Ilustração: Salvador Dalí

“ na literatura universal é o Dom Quixote a primeira grandiosa obra de arte em prosa porque o humorismo é o sentimento da poesia em face da prosa da vida”. Heine

O poeta romântico e escritor alemão Heinrich Heine ( 1797 – 1856) foi um grande foi um grande leitor e admirador do Quixote. Num prefácio a uma edição alemã do Quixote de 1837, ilustrada por Tony Johannot, ele lembra dos doces momentos da infância passados na companhia do grande livro e diz que chorou quando leu a obra.

Escreve Heine nesse prefácio que ajudou a disseminar e popularizar a obra na Alemanha romântica e no mundo. Vida e feitos do engenhoso fidalgo Dom Quixote de la Mancha, descritos por Miguel de Cervantes Saavedra, foi o primeiro livro que li, quando já era uma criança ajuizada e relativamente ajuizada. Ainda me lembro perfeitamente daqueles tempinhos, quando saia de casa em surdina, de manha cedo em direção ao Jardim da Corte, para ler em paz o Dom Quixote. Era um belo dia de maio, a primavera em flor, na tranqüila luz da manhã, parecia ser toda ouvidos, louvadas pelo rouxinol, seu doce adulador, que cantou um hino tão carinhoso e suave, tão sentimental e entusiasmado, que os brotos envergonhados, desabrocharam….

Eu, porém, sentado num velho banco de pedra musguento, na chamada Alameda do Suspiro, perto da cascata regozijava meu pequeno coração com as grandes aventuras do corajoso fidalgo. Na minha sinceridade de criança, levava tudo muito a sério. Quanto mais grotescamente o destino tratasse o pobre herói, mas eu achava que era preciso ser assim, que o destino de ser ridicularizado fazia parte do heroísmo, assim como sofrer as coisas no corpo, e se essas eu sentia na alma, aquilo me causava pena…

O Dom Quixote é uma personagem de ficção que se transforma num mito. Um personagem que encarna alguns dos bens mais preciosos do ser humano: a luta por justiça, a generosidade e a ética. Até o romantismo o personagem era tratado como uma figura cômica. Com o romantismo a leitura do livro foi outra e o personagem cresceu assumindo feições de grande conteúdo simbólico e filosófico.

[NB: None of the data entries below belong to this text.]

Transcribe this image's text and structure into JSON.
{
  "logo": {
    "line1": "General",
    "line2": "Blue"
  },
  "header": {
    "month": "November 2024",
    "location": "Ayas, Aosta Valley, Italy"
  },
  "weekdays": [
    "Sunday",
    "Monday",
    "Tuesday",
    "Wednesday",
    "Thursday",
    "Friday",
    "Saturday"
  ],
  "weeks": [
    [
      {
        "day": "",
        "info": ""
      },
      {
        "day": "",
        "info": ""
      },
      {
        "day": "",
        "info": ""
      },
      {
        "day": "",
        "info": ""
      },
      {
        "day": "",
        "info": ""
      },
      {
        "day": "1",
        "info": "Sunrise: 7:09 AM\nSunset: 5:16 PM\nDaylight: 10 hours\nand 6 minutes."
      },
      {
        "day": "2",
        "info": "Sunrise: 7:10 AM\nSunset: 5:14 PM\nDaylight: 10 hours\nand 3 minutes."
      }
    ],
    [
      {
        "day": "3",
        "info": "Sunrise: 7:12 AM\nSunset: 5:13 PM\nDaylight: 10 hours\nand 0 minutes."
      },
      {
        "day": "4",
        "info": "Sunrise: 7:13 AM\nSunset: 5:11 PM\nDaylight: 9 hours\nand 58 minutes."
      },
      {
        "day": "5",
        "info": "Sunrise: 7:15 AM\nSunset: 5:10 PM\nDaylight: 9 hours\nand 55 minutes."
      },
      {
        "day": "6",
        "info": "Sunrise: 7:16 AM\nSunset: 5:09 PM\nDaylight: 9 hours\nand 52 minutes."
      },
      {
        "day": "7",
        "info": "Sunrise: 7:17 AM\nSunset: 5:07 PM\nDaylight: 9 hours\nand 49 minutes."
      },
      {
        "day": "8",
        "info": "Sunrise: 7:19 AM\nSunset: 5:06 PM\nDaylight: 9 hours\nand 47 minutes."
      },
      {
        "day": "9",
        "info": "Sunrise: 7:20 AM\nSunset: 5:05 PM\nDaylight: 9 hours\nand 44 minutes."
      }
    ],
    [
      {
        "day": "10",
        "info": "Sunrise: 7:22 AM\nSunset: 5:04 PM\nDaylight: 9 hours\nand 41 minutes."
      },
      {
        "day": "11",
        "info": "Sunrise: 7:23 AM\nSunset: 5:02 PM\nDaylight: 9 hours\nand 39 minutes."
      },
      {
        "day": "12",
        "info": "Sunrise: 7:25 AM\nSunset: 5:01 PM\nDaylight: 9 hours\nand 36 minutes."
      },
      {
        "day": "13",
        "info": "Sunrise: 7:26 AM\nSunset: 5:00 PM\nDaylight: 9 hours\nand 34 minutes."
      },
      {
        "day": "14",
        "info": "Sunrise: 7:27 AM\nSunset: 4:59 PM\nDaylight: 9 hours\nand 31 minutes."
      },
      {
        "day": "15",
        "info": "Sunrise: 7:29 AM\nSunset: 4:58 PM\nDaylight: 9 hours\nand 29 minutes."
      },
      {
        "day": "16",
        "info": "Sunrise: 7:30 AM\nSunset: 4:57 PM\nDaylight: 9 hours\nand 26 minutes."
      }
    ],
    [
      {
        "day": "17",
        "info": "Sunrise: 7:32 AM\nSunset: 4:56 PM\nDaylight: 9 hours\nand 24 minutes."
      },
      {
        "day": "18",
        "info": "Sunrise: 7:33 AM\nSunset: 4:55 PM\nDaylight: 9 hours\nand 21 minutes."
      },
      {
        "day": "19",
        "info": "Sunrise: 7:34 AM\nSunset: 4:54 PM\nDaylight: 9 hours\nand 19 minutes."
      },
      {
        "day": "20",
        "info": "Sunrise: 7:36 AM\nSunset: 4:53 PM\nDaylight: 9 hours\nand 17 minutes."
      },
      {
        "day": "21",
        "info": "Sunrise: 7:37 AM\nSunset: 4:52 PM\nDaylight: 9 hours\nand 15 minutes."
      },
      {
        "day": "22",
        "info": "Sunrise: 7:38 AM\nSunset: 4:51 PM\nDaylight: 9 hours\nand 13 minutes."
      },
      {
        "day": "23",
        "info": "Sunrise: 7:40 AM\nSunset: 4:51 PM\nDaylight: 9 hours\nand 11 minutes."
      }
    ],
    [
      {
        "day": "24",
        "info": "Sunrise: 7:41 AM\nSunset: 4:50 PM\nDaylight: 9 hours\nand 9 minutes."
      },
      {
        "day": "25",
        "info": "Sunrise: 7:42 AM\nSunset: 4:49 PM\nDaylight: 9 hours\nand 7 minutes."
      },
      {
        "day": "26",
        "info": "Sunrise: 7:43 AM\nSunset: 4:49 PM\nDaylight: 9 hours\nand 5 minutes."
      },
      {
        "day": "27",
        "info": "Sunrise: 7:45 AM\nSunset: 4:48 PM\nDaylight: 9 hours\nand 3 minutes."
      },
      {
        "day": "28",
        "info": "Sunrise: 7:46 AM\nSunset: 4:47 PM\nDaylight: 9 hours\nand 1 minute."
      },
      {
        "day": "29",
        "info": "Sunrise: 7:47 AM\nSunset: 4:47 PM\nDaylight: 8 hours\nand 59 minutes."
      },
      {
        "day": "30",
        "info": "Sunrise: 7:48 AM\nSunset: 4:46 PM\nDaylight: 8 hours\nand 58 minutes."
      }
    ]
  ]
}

A saga do cavaleiro da triste figura era a saga do homem lutando, sofrendo e perseverando na sua fugaz existência na terra.

A leitura dos românticos e do grande poeta Heine, em particular, ajudou na consolidação do personagem Quixote, como um dos maiores personagens que permeia toda a literatura. A loucura e sofrimento do herói cervantino é mostrada com muito humor, junto com seu par inseparável e igualmente grandioso.

Cervantes foi um grande humorista, mas seu engenho e arte estão longe do humor, observa Freud no tomo I de suas obras completas.